This merger looks set to redefine RegTech globally, building on Corlytics’ robust offerings for top-tier organisations such as ING, Scor, and regulatory bodies like FINRA.
The goal of the partnership is to deepen customers’ capabilities in managing policies and attestation, effectively redefining standards in the RegTech market. It represents a significant breakthrough, years in the making, as the best-in-class technologies and intellectual properties of both companies merge, notably following Corlytics’ acquisition of ING SparQ in January 2023.
Corlytics uses its advanced algorithms to provide intelligent regulations and regulatory data. Its platform monitors regulatory changes, manages policies, and aids attestation. Clausematch, on the other hand, has a proven capability in creating, maintaining, and mapping intelligent regulatory documents and policies.

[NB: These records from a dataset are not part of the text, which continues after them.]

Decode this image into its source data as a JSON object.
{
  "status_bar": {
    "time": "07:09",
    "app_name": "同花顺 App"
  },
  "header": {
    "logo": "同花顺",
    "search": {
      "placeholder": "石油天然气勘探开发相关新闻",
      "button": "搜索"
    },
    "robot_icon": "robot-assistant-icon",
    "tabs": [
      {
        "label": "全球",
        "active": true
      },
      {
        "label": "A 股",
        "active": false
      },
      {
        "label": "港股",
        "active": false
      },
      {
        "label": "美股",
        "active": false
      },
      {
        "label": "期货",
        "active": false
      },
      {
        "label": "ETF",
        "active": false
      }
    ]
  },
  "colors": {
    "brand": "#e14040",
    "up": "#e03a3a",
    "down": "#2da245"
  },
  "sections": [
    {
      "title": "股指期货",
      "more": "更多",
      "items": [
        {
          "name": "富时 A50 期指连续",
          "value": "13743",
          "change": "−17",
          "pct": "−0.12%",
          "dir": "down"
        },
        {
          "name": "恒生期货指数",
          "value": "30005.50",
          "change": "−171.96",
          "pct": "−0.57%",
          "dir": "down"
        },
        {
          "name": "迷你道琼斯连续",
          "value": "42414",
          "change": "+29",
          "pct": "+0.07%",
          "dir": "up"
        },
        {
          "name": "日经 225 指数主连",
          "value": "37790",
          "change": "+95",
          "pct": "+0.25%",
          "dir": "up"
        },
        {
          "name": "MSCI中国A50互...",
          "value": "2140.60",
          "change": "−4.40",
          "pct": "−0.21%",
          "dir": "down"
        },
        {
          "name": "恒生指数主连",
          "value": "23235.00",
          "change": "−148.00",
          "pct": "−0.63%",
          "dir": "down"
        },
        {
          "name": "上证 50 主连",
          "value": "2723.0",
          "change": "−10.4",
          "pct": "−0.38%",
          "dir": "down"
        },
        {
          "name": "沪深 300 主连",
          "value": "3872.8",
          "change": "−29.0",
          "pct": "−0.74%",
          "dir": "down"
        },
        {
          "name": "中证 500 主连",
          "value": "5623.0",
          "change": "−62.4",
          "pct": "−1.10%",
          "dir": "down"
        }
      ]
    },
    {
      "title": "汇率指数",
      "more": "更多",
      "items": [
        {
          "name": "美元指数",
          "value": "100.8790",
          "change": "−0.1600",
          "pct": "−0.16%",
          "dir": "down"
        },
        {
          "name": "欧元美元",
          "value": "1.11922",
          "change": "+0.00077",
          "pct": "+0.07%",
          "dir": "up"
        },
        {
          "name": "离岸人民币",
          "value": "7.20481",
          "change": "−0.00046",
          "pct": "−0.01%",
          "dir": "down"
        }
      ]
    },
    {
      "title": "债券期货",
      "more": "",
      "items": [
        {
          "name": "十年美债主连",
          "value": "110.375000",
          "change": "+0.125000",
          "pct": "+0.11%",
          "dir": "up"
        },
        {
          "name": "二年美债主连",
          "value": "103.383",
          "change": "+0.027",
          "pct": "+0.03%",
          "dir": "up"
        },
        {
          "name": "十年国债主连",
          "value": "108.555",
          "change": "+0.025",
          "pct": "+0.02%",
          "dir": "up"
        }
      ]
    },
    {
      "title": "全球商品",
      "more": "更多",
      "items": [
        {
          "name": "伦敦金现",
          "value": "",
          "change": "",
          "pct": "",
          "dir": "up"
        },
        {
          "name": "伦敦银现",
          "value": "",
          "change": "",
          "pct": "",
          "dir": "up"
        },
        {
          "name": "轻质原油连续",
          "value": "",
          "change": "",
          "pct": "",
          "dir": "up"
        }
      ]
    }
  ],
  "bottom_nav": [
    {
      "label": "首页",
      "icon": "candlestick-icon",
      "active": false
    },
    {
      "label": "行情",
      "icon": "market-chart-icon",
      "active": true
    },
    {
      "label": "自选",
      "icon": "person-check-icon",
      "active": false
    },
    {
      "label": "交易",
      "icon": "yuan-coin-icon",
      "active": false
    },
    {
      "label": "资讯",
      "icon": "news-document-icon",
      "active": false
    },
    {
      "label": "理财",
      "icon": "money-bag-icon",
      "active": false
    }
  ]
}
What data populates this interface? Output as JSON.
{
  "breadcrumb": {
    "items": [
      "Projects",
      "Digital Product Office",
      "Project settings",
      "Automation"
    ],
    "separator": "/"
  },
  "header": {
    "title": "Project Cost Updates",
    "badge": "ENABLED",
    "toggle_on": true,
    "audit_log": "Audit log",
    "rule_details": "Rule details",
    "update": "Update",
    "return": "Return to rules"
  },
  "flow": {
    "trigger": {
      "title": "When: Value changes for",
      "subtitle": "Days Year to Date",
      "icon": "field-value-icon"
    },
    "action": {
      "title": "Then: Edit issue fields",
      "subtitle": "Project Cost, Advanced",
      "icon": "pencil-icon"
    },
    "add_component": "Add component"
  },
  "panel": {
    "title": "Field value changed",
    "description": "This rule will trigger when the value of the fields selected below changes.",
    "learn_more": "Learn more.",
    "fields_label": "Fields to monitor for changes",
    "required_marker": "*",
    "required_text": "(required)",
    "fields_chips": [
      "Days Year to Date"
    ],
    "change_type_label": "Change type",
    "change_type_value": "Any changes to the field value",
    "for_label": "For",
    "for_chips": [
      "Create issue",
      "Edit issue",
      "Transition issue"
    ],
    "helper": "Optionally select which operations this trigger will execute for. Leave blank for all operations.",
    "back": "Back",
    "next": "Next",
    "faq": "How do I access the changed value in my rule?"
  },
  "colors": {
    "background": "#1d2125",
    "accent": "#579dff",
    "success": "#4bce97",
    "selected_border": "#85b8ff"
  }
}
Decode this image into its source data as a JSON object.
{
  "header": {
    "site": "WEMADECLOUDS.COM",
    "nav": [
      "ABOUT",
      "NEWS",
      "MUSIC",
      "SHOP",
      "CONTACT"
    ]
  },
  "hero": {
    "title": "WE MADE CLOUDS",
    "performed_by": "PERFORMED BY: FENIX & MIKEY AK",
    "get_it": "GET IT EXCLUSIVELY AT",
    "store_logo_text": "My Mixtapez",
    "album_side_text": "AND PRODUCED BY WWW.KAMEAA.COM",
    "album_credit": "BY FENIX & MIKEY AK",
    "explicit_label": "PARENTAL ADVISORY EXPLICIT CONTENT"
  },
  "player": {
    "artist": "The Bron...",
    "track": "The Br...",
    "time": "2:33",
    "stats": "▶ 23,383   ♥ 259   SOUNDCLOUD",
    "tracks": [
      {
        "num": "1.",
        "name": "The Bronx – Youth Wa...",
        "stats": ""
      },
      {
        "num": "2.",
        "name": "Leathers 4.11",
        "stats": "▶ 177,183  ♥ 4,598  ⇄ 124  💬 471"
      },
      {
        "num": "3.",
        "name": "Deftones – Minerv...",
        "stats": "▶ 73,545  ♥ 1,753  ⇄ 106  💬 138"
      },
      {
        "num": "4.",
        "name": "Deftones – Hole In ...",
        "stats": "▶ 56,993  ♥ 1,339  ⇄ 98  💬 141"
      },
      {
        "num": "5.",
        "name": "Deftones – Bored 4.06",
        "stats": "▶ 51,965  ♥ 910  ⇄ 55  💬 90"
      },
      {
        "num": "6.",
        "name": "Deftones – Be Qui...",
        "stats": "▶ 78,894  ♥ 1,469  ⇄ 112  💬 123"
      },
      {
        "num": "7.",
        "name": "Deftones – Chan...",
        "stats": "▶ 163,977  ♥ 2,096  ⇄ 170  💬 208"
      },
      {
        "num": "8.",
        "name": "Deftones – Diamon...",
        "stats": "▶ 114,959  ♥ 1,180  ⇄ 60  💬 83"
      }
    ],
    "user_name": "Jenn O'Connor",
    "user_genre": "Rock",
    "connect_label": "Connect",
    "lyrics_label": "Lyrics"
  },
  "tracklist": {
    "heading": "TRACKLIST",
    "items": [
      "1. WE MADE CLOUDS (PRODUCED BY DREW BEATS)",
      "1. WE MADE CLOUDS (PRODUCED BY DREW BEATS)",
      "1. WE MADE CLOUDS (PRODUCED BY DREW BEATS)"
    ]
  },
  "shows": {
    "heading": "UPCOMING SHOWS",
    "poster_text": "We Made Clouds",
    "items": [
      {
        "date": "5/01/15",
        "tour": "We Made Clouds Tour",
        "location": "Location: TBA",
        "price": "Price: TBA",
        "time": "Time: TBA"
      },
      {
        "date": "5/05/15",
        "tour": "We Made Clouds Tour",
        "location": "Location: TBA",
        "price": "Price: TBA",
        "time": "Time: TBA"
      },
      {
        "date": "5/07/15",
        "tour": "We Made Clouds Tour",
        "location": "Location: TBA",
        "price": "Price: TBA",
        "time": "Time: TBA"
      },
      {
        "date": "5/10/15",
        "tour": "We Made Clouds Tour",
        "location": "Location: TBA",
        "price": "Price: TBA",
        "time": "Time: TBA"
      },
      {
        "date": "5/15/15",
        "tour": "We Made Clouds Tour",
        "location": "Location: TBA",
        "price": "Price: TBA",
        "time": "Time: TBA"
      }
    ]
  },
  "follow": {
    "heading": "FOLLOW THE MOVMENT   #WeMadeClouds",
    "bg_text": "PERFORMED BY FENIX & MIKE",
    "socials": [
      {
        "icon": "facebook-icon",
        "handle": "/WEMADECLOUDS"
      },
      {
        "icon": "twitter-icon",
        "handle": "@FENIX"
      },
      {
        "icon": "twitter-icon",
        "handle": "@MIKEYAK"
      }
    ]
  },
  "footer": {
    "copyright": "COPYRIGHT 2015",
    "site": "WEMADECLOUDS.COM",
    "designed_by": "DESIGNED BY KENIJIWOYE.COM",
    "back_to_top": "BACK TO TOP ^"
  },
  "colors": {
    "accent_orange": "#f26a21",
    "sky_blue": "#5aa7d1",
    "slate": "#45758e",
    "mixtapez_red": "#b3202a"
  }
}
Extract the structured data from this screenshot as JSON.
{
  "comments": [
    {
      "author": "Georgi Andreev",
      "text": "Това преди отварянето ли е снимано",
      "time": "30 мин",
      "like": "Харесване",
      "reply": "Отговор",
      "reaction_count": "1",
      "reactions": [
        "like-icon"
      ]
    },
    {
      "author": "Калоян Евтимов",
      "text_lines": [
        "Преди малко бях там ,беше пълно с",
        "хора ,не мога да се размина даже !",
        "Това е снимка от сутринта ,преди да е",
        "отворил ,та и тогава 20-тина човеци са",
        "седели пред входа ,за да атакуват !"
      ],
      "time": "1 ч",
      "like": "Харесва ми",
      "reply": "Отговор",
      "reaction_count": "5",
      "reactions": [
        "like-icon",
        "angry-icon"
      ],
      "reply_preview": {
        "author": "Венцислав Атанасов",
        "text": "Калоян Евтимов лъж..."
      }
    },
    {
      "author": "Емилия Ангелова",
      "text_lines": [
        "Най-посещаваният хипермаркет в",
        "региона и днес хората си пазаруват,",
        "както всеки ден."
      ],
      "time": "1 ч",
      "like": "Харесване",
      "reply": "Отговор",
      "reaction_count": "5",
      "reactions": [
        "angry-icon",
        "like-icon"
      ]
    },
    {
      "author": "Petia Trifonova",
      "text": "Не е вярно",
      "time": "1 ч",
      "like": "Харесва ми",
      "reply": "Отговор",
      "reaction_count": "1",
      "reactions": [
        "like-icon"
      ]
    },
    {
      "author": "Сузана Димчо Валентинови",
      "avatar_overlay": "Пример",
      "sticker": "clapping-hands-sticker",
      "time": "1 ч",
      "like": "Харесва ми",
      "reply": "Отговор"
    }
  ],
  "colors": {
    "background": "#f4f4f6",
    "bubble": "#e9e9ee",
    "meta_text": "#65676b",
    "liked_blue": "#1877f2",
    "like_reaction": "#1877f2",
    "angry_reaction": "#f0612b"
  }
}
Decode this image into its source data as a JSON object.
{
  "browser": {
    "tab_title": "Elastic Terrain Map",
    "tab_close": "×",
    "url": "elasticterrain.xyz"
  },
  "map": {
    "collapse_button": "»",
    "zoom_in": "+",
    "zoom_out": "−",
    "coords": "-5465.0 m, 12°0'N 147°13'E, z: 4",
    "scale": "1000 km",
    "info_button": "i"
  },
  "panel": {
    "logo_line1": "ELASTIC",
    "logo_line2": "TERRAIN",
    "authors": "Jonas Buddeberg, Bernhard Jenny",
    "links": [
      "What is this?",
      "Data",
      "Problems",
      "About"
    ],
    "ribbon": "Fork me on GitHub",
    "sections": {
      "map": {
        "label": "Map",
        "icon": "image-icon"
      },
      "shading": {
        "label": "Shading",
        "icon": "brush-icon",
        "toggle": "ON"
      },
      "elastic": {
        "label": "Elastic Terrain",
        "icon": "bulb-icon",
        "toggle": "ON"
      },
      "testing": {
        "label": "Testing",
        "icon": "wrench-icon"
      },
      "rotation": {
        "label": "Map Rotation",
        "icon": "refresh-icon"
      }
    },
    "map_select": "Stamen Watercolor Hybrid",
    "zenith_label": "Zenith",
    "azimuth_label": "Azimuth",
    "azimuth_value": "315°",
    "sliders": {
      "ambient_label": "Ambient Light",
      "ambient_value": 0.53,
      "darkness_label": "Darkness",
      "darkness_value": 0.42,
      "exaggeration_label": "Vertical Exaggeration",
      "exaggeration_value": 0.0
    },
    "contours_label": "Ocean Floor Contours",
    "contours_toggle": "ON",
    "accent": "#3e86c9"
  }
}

This collaboration positions Corlytics to not only monitor and handle compliance operations but also support regulatory attestation within governance, risk and compliance (GRC), and enterprise risk management (ERM) spheres.
The merger, which combines Corlytics’ regulatory data expertise with Clausematch’s prowess in managing regulatory documents, is poised to become a point of acceleration in the RegTech industry. The combined group is set to manage the entire regulatory management value chain, from monitoring to attestation, catering to global tier-1 organisations such as ING, Barclays, and SwissRe.
Corlytics CEO John Byrne, who will be driving the vision, growth strategy, and profitability of the enlarged group, expressed his excitement over the merger. He shared his eagerness to incorporate Clausematch and welcome its CEO, Evgeny Likhoded, as the new President of Corlytics. Evgeny Likhoded reciprocated this enthusiasm, expressing how proud Clausematch is to join forces with Corlytics. He said this acquisition will “change how financial services firms manage compliance.”
Lastly, this partnership reinforces Corlytics’ position as a firm capable of providing intelligent data to make regulatory compliance management more effective and efficient. With both companies having made significant investments in AI and Machine Learning, the merger enables further development and use of proprietary AI models, which will help make sense of regulatory and compliance content.